Innovation and improvements occurs in Horizon One, historically on processes, procedures, and costs. Now, Horizon Two in the lean innovation model, instead of executing a business model, extends a core business model. Here, the company looks for new opportunities in an existing business model. Maybe let’s take the same product and put it in a different channel, or that use the same technology but go after a new customer segment. Or, sell existing customers new products, that is you have a series of knowns but let’s try some variables on the business model.
So, Horizon Two uses mostly existing capabilities but has moderate risk in getting those out the door. And management of Horizon Two is a little different. It’s not only KPI’s and processes and procedures, you’re kind of using pattern recognition and experimentation inside the current business model.

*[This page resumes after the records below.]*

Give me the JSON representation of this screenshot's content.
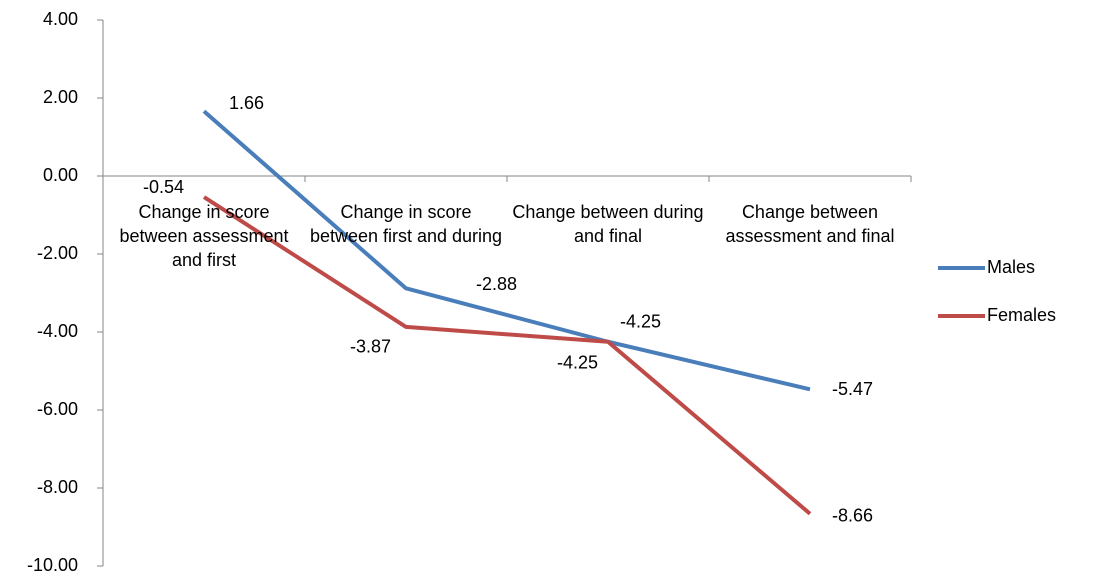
{
  "chart_data": {
    "type": "line",
    "categories": [
      "Change in score between assessment and first",
      "Change in score between first and during",
      "Change between during and final",
      "Change between assessment and final"
    ],
    "series": [
      {
        "name": "Males",
        "color": "#4a7ebb",
        "values": [
          1.66,
          -2.88,
          -4.25,
          -5.47
        ]
      },
      {
        "name": "Females",
        "color": "#be4b48",
        "values": [
          -0.54,
          -3.87,
          -4.25,
          -8.66
        ]
      }
    ],
    "ylim": [
      -10,
      4
    ],
    "yticks": [
      {
        "value": 4,
        "label": "4.00"
      },
      {
        "value": 2,
        "label": "2.00"
      },
      {
        "value": 0,
        "label": "0.00"
      },
      {
        "value": -2,
        "label": "-2.00"
      },
      {
        "value": -4,
        "label": "-4.00"
      },
      {
        "value": -6,
        "label": "-6.00"
      },
      {
        "value": -8,
        "label": "-8.00"
      },
      {
        "value": -10,
        "label": "-10.00"
      }
    ],
    "legend": "right"
  }
}
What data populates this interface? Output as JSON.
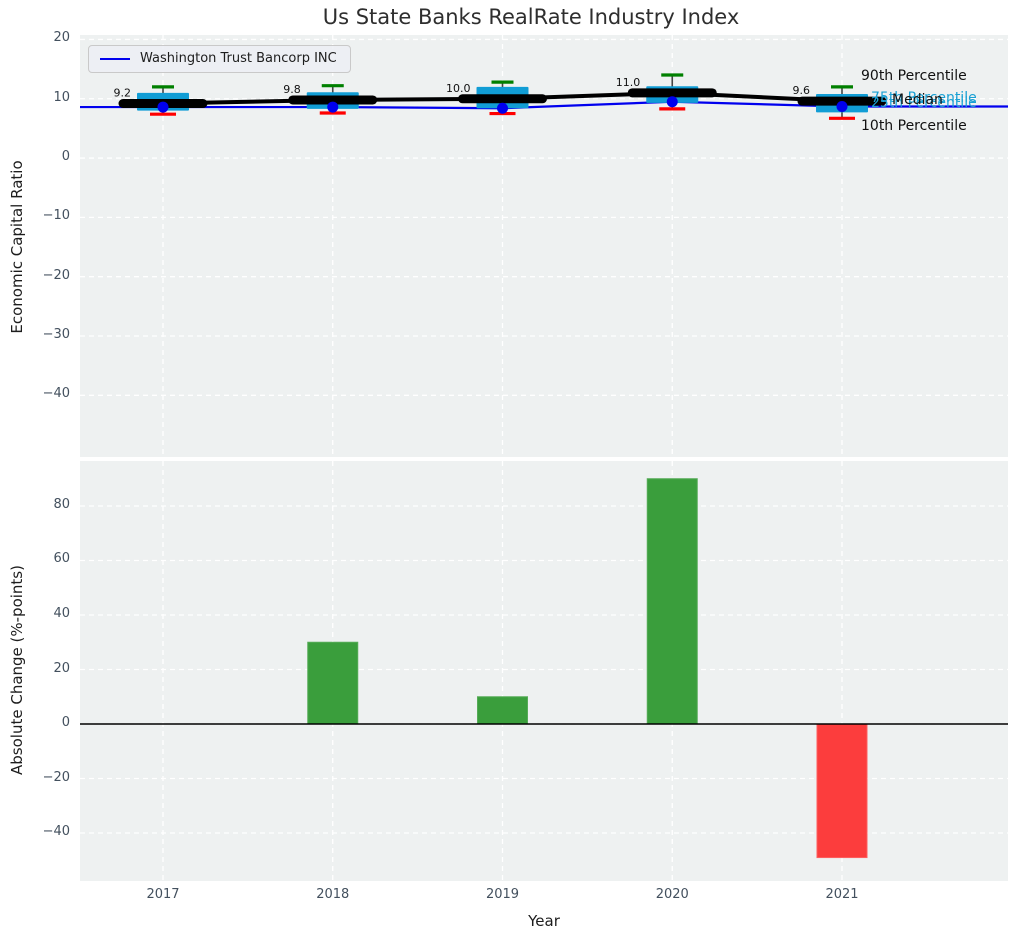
{
  "title": "Us State Banks RealRate Industry Index",
  "colors": {
    "plot_bg": "#eef1f1",
    "grid": "#ffffff",
    "box_fill": "#119dd5",
    "whisker": "#444444",
    "cap_high": "#008000",
    "cap_low": "#ff0000",
    "median": "#000000",
    "company": "#0000ee",
    "bar_positive": "#3a9e3c",
    "bar_positive_edge": "#55ab57",
    "bar_negative": "#fc3d3d",
    "bar_negative_edge": "#fd5f5f",
    "tick": "#43505e",
    "percentile_label_cyan": "#18a0d4",
    "label_dark": "#111111"
  },
  "chart_data": [
    {
      "type": "box",
      "title": "Us State Banks RealRate Industry Index",
      "ylabel": "Economic Capital Ratio",
      "categories": [
        "2017",
        "2018",
        "2019",
        "2020",
        "2021"
      ],
      "ylim": [
        -50.4,
        20.75
      ],
      "yticks": [
        20,
        10,
        0,
        -10,
        -20,
        -30,
        -40
      ],
      "ytick_labels": [
        "20",
        "10",
        "0",
        "−10",
        "−20",
        "−30",
        "−40"
      ],
      "grid": true,
      "legend_position": "upper left",
      "boxes": [
        {
          "year": "2017",
          "whisker_low": 7.4,
          "q1": 8.0,
          "median": 9.2,
          "q3": 11.0,
          "whisker_high": 12.0
        },
        {
          "year": "2018",
          "whisker_low": 7.6,
          "q1": 8.3,
          "median": 9.8,
          "q3": 11.1,
          "whisker_high": 12.2
        },
        {
          "year": "2019",
          "whisker_low": 7.5,
          "q1": 8.4,
          "median": 10.0,
          "q3": 12.0,
          "whisker_high": 12.8
        },
        {
          "year": "2020",
          "whisker_low": 8.3,
          "q1": 9.3,
          "median": 11.0,
          "q3": 12.1,
          "whisker_high": 14.0
        },
        {
          "year": "2021",
          "whisker_low": 6.7,
          "q1": 7.7,
          "median": 9.6,
          "q3": 10.8,
          "whisker_high": 12.0
        }
      ],
      "median_labels": [
        "9.2",
        "9.8",
        "10.0",
        "11.0",
        "9.6"
      ],
      "series": [
        {
          "name": "Washington Trust Bancorp INC",
          "values": [
            8.6,
            8.6,
            8.4,
            9.5,
            8.7
          ]
        }
      ],
      "right_labels": [
        {
          "text": "90th Percentile",
          "color": "#111111",
          "x": 781,
          "y": 33
        },
        {
          "text": "75th Percentile",
          "color": "#18a0d4",
          "x": 791,
          "y": 55
        },
        {
          "text": "25th Percentile",
          "color": "#18a0d4",
          "x": 791,
          "y": 60
        },
        {
          "text": "Median",
          "color": "#111111",
          "x": 812,
          "y": 57
        },
        {
          "text": "10th Percentile",
          "color": "#111111",
          "x": 781,
          "y": 83
        }
      ]
    },
    {
      "type": "bar",
      "xlabel": "Year",
      "ylabel": "Absolute Change (%-points)",
      "categories": [
        "2017",
        "2018",
        "2019",
        "2020",
        "2021"
      ],
      "values": [
        0,
        30,
        10,
        90,
        -49
      ],
      "ylim": [
        -57.6,
        96.5
      ],
      "yticks": [
        80,
        60,
        40,
        20,
        0,
        -20,
        -40
      ],
      "ytick_labels": [
        "80",
        "60",
        "40",
        "20",
        "0",
        "−20",
        "−40"
      ],
      "grid": true
    }
  ]
}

But Horizon Three, is where companies put their crazy entrepreneurs. These are all the people that you almost want to strangle or fire, but trying to keep in mind that outside of your company they’d probably be the CEO of a startup.
These innovators want to create new and potentially disruptive business models. Here, the company’s essentially incubating a startup. And they’re doing this with speed and urgency to find a new, repeatable, and scalable business model.
Now, our experience in going all the way back to when IBM set up their first PC group says, Horizon Three groups need to be physically separate from operating divisions in a corporate incubator, or in their own facility. And more importantly, they need to have their own very separate plans, procedures, processes that are different from those in Horizon One.